Les habitants d'un quartier résidentiel de Bafoussam ont été réveillés à 5 heures du matin par des gémissements inhabituels. Pensant d'abord à un chat errant, ils ont fini par localiser les pleurs près d'une fosse septique située derrière une maison. C'est là qu'ils ont découvert le bébé, un garçon, avec le cordon ombilical encore enroulé autour du cou.
L'intervention des voisins a été rapide et cruciale. Ils ont mis en place un système de fortune pour sortir le nourrisson de la fosse. Après l'avoir remonté, ils l'ont enveloppé dans des tissus et l'ont emmené à l'hôpital régional de Bafoussam. Les médecins ont confirmé que l'état du bébé était stable, qualifiant sa survie de « miracle ». Pendant ce temps, les forces de l'ordre ont ouvert une enquête pour retrouver la mère.
Ce sauvetage met en évidence une réalité préoccupante au Cameroun : les grossesses non désirées et l'abandon d'enfants, souvent liés à la précarité. La région de l'Ouest, densément peuplée, est confrontée à des difficultés socio-économiques croissantes, ce qui surcharge les services sociaux d'urgence. L'acte désespéré de la mère soulève la question du manque de mécanismes d'aide discrète, tels que les boîtes à bébés ou les accouchements sous X.
La survie du nouveau-né a tenu à deux éléments clés. Premièrement, la présence d'air dans la fosse septique a empêché l'asphyxie immédiate. Deuxièmement, la réaction rapide des voisins a transformé une potentielle tentative d'infanticide en une opération de sauvetage. Leur intervention a réduit le temps d'exposition du bébé aux dangers de la fosse.
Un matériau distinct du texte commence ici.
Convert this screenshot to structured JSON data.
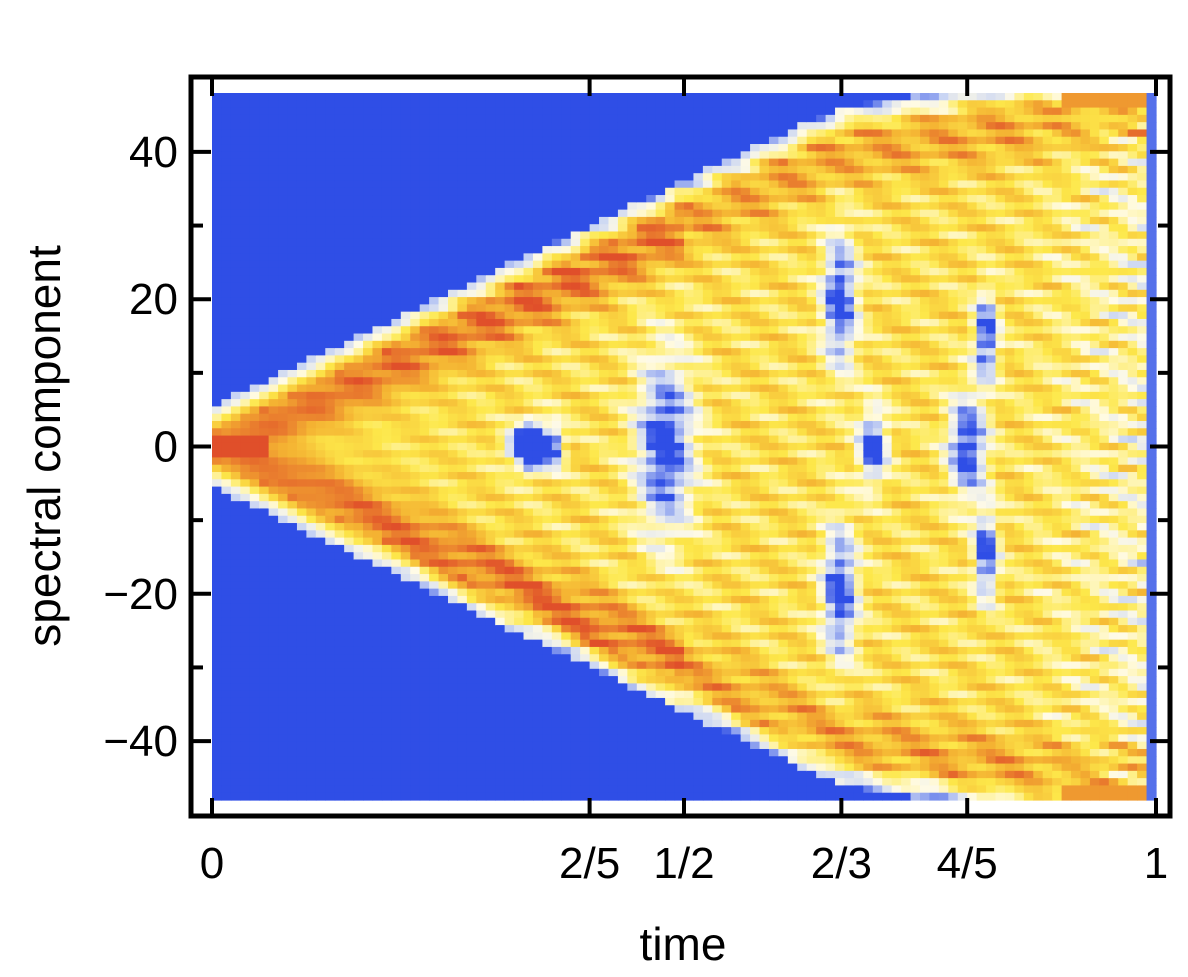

Cette affaire pourrait relancer le débat sur l'éducation sexuelle et la contraception dans les écoles camerounaises. Le ministère de la Santé publique pourrait lancer une campagne de sensibilisation sur les alternatives à l'abandon sauvage, notamment les lieux de recueil légaux pour les nouveau-nés. L'objectif est de réduire la mortalité infantile liée à ces abandons.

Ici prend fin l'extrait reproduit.